News | People | Our Github

VCB - A Visualization Component Library

 

1. Download

Please click on DOWNLOAD to get the current code as well as binary (version 1.1) in a tarball. The code is under LGPL license. To view the full list of "cooking" ingredients as well as the documentation, please click here. For "cooking" directions, please go here. For example recipes, please look at the main programs under the libtestsrc directory in the tarball of the full source.

2. Synopsis

Visualization CookBook library (vcblib) is a collection of common basic visualization functions, packaged into a form where individual functions are kept as orthogonal to each other as possible. VCB serves both as a foundational layer in real-world visualization applications as well as in benchmarking applications to motivate high-impact computer systems research such as high-performance networking and storage.

3. Current Status

Right now, for the following common visualization tasks, the ingredients have been developed and well tested:

1. Volume rendering using ray-casting

2. Sparse volume rendering using splatting

3. 3D isosurface extraction

4. Line integral convolution (LIC) of a 3D flow field

5. Flow advection in 3D and 4D flow fields and obtain

5.1 a set of streamlines (rendered with/without shading)

5.2 a particle system

Current users include ourselves and our colleagues in areas including grid computing, distributed computing, high-speed networking, computer architecture and GPGPU. After making a full public release in May 2007, we have had more than 100 downloads of the source and more than 40 downloads of the binary.

To report bugs or if you have some general comments, please email vr_dev AT cs dot utk dot edu.

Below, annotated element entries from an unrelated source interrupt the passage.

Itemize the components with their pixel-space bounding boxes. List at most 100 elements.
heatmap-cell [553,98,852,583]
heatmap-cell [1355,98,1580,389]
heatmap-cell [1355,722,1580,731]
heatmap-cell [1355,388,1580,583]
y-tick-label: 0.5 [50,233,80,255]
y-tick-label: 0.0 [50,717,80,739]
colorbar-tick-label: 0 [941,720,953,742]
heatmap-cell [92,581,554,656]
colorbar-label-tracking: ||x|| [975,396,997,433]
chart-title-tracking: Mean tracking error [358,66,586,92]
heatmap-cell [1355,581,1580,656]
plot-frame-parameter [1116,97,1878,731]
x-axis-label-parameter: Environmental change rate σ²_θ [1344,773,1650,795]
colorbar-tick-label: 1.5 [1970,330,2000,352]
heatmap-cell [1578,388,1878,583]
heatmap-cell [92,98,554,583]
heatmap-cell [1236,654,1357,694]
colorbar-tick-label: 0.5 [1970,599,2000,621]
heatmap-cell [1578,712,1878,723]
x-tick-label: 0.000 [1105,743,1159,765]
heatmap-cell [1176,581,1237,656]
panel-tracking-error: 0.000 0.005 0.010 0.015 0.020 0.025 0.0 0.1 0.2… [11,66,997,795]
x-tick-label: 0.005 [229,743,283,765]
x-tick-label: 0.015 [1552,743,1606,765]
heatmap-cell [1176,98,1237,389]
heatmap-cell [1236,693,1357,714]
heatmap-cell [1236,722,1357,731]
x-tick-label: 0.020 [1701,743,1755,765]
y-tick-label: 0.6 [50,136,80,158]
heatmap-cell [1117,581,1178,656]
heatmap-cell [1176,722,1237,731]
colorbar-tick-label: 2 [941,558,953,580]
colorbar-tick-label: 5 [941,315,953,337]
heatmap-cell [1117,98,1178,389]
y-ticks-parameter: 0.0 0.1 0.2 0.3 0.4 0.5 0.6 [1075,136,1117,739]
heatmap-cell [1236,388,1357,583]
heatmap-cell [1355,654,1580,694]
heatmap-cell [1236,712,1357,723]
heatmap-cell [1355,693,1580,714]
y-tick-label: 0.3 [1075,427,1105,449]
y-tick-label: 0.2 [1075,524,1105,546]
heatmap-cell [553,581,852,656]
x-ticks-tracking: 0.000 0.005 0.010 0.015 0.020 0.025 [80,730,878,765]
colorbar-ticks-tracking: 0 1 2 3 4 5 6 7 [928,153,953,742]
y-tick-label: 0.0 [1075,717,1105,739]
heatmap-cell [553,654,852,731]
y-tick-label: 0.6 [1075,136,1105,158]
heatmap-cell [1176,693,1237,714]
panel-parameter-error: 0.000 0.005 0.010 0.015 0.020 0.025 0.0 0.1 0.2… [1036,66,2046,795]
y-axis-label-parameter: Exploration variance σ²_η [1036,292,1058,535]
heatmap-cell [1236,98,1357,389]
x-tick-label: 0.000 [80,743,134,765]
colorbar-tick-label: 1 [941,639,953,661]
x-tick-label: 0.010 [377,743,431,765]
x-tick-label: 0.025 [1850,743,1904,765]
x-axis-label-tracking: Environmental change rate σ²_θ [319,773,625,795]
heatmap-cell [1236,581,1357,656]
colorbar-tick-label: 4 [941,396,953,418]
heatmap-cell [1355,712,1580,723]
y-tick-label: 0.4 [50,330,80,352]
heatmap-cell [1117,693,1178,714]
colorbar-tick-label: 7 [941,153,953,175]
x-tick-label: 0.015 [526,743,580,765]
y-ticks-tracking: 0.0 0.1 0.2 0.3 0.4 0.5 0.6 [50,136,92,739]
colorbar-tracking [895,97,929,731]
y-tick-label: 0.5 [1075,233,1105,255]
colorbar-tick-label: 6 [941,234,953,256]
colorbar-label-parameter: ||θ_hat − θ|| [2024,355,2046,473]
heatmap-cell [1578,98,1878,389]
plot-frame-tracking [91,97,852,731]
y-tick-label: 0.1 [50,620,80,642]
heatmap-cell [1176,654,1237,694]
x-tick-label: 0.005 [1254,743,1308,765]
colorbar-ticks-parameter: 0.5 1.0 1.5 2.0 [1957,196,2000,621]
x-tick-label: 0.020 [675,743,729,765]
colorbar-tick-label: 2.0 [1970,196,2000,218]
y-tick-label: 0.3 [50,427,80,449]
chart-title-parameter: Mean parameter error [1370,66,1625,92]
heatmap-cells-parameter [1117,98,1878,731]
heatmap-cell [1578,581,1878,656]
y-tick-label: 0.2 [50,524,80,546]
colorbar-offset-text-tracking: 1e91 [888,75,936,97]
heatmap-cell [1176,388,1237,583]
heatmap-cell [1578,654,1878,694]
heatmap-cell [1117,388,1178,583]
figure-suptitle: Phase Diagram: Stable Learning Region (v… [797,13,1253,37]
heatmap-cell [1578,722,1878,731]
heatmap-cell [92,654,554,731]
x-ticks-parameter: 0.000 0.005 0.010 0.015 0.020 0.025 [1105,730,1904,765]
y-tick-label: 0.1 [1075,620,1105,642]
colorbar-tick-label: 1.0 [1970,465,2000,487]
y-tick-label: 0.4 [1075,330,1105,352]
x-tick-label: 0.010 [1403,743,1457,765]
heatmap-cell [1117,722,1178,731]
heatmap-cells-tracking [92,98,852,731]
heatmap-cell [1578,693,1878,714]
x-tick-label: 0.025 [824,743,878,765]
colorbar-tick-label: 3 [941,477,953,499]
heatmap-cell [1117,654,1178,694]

A long bit of -- Why we did this to begin with

Over the years, the visualization community has produced on a number of successful visualization toolkits. However, it has not been very easy for computer science researchers in systems oriented areas to adopt many of the existing visualization codes in basic systems research projects. This seems in part due to the steep learning curves of visualization techniques and also the restrictions that are introduced by the complexity of these toolkits when it becomes necessary to port to a novel platform, sometimes one that is even pre-beta stage.

At Seelab, University of Tennessee, with our collaborators within the department as well as at ORNL, we undertook a different approach of packaging the existing viz codes for ease of use, mostly motivated by the following observation. While much of the complexity in visualization application software resides in how complex input data are managed and how user interaction are handled, the core part of the visualization algorithms, such as volume rendering and line integral convolution, does not vary that much from one application to another.

Due to this observation, we set off to implement a library of visualization functions that strictly focus on visualization operations. This library does not deal with user interface at all. Nor does it deal with complex file formats. The only requirement for this library is that to invoke any function of this viz module, one should only need to make a (or a few) simple C function call, no different from calling "printf". Besides the simplicity in the API, we also require that to invoke a function, for instance to extract an isosurface, the application programmer should only need to read the corresponding documentation for that function; just like when an undergrad learns to output a line on his console, he only needs to read the reference page of "printf" and nothing more. In addition, the visualization library should be sufficiently self-dependent such that other dependent libraries or softwares needed by a user are minimal. The same library should run on Linux, Unix, Windows and Macintosh machines from exactly the same code base. Not even using #define for platform dependencies.

After working on this library, especially during the process to develop and document the testing programs, we stumbled onto a very interesting analogy that has to do with cooking. When we cook, there is a finite set of common ingredients to use. Each ingredient normally has a few different ways of use. At the same time, there are recipes that talk about how ingredients should be combined together to make a great dish. To our great luck, there are practically unlimited number of interesting dishes for us to try in a life time. In terms of doing visualization, our library seems to be starter set of ingredients. We document each function API and tell people how the ingredients should be used, that is the directions. At the same time, the developers, particularly those that write parallel and distributed applications, can either use a known recipe or possibly come up with their own recipes.